The really difficult thing about multi-threaded programming is that problems may not show up in any reasonable amount of testing. I wrote a program to demonstrate the issue, but it has threads that do nothing but increment counters. Even so, the counts are within about 1% of the right answer. In a real program, in which the threads have other work to do, there may be a very low probability of two threads doing the ++ close enough to simultaneously to show the problem. Multi-thread correctness cannot be tested in, it has to be designed in.
This program does the same counting task using a simple static int, a volatile int, and an AtomicInteger. Only the AtomicInteger consistently gets the right answer. A typical output on a multiprocessor with 4 dual-threaded cores is:
count: 1981788 volatileCount: 1982139 atomicCount: 2000000 Expected count: 2000000
Here's the source code:
import java.util.ArrayList;
import java.util.List;
import java.util.concurrent.atomic.AtomicInteger;
public class Test {
private static int COUNTS_PER_THREAD = 1000000;
private static int THREADS = 2;
private static int count = 0;
private static volatile int volatileCount = 0;
private static AtomicInteger atomicCount = new AtomicInteger();
public static void main(String[] args) throws InterruptedException {
List<Thread> threads = new ArrayList<Thread>(THREADS);
for (int i = 0; i < THREADS; i++) {
threads.add(new Thread(new Counter()));
}
for (Thread t : threads) {
t.start();
}
for (Thread t : threads) {
t.join();
}
System.out.println("count: " + count + " volatileCount: " + volatileCount + " atomicCount: "
+ atomicCount + " Expected count: "
+ (THREADS * COUNTS_PER_THREAD));
}
private static class Counter implements Runnable {
#Override
public void run() {
for (int i = 0; i < COUNTS_PER_THREAD; i++) {
count++;
volatileCount++;
atomicCount.incrementAndGet();
}
}
}
}
"static" make the var to be class level. That means, if you define "static int count" in a class, no matter how many instances you created of the class, all instances use same "count". While AtomicInteger is a normal class, it just add synchronization protection.
With AtomicInteger the incrementAndGet() guaranteed to be atomic.
If you use count++ to get the previous value it is not guaranteed to be atomic.

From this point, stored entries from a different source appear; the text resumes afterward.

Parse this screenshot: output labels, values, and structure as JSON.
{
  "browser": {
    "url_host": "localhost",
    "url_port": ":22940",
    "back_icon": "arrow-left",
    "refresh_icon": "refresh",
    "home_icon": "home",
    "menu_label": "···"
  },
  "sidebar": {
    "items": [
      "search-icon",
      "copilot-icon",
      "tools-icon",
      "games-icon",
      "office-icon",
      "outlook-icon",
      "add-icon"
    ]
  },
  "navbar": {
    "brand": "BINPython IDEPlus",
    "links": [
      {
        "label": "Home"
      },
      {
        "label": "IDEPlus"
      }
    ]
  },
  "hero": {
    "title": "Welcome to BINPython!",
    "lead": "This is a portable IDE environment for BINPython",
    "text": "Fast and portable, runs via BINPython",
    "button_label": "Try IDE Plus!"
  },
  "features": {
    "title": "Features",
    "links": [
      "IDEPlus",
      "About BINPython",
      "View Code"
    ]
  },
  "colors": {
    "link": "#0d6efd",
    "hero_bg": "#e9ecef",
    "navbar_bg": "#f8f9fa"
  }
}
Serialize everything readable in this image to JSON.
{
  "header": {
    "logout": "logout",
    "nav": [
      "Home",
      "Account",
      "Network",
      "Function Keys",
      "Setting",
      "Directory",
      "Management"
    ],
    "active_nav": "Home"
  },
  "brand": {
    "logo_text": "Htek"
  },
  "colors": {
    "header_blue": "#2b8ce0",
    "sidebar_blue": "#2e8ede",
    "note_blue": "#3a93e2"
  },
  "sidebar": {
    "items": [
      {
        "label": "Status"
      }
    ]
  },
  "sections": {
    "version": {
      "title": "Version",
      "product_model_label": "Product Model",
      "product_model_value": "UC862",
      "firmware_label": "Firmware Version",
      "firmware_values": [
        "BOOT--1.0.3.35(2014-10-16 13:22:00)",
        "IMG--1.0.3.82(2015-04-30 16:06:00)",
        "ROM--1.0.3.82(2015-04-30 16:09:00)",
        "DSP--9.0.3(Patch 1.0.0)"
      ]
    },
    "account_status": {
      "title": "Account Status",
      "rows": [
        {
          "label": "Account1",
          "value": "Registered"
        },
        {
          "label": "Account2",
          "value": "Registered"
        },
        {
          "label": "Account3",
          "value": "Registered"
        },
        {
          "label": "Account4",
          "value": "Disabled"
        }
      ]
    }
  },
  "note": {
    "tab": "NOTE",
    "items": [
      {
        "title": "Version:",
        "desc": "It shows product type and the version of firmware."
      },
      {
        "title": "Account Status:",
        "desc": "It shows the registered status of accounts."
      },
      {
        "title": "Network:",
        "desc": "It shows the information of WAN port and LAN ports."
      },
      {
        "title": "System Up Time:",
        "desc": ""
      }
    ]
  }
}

Something the I missed from your question - and was stated by other answer - static has nothing to do with threading.
static int counter would give you inconsistent result in multithreaded environment unless you make the counter volatile or make the increment block synchronized.
In case of automic it gives lock-free thread-safe programming on single variables.
More detail in automic's and link
I think there is no gurantee to see on count++ the newest value. count++ must read the value of count. Another Thread can have written a new value to count but stored it's value on the Thread local cache, i. e. does not flush to main memory. Also your Thread, that reads count, has no gurantee to read from the main memory, i. e. refresh from main memory. synchronize gurantees that.
AtomicInteger is to make the get and increment as an atomic process. It can be thought as a Sequencer in Database. It provides utility methods to increment, decrement delta int values.
static int can cause issue if you are getting counter and then processing and then updating it. AtomicInteger does it easily but you can't use it if you have to update the counter based on processing results.